At the inter-Arab investment level, the report noted that 12 Arab countries invested in 108 projects, accounting for about 21 percent of total FDI projects in the sector over the past 22 years. These initiatives, carried out by 65 companies, involved $6.5 billion in capital expenditure, representing 30 percent of total FDI, and generated nearly 28,000 jobs.
The UAE led inter-Arab investments, accounting for 45 percent of total projects and 58 percent of total capital expenditure, the report added, according to KUNA.
The report also noted that the UAE, Saudi Arabia, Egypt, and Qatar topped the Arab ranking as the most attractive countries for investment in the sector in 2024, followed by Oman, Bahrain, Algeria, Morocco, and Kuwait.
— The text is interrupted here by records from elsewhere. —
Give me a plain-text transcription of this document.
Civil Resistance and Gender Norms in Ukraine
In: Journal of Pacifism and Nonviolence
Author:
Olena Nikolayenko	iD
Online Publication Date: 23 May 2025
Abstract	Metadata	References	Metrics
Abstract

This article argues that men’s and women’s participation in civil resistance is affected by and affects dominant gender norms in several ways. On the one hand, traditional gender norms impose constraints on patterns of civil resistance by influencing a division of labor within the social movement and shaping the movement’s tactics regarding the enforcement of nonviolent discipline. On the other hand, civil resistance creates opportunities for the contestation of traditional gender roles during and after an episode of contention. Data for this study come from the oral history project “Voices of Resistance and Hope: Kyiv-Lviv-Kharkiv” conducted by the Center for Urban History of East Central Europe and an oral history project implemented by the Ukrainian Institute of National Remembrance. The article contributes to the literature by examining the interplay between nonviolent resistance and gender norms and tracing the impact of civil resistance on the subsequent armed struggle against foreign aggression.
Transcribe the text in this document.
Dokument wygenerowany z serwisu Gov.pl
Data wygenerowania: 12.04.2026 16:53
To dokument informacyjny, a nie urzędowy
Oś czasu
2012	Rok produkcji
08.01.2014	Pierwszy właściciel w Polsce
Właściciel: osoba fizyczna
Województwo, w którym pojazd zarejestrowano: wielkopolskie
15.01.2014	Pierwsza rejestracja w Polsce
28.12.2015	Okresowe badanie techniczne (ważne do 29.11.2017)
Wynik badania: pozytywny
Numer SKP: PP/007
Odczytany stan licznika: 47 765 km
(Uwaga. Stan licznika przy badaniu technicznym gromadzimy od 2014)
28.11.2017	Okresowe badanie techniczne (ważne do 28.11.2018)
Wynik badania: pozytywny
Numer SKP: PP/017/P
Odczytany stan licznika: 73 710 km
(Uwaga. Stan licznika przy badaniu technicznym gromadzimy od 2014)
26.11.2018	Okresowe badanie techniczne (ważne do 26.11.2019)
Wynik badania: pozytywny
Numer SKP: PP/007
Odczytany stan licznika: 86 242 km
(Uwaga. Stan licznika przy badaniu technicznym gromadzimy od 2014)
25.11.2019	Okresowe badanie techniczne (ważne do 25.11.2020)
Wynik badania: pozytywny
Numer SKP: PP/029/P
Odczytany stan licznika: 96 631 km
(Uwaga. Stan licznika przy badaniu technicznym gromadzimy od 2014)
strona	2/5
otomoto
Looking ahead, Dhaman expects consumer demand to continue rising. Food and non-alcoholic beverage sales across 16 Arab countries are projected to increase 8.6 percent to more than $430 billion by the end of 2025, equivalent to 4.2 percent of global sales, before exceeding $560 billion by 2029.
Sales are expected to remain highly concentrated geographically, with Egypt, Saudi Arabia, Algeria, the UAE and Iraq accounting for about 77 percent of the regional total. By product category, meat and poultry are forecast to lead with sales of about $106 billion, followed by cereals, pasta and baked goods at roughly $63 billion.
Average annual per capita spending on food and non-alcoholic beverages in the region is projected to rise 7.2 percent to more than $1,845 by the end of 2025, approaching the global average, and to reach about $2,255 by 2029. Household spending on these products is expected to represent 25.8 percent of total expenditure in 13 Arab countries, above the global average of 24.2 percent.
Arab external trade in food and beverages grew more than 15 percent in 2024 to $195 billion, with exports rising 18 percent to $56 billion and imports increasing 14 percent to $139 billion. Brazil was the largest foreign supplier to the region, exporting $16.5 billion worth of products, while Saudi Arabia ranked as the top Arab exporter at $6.6 billion.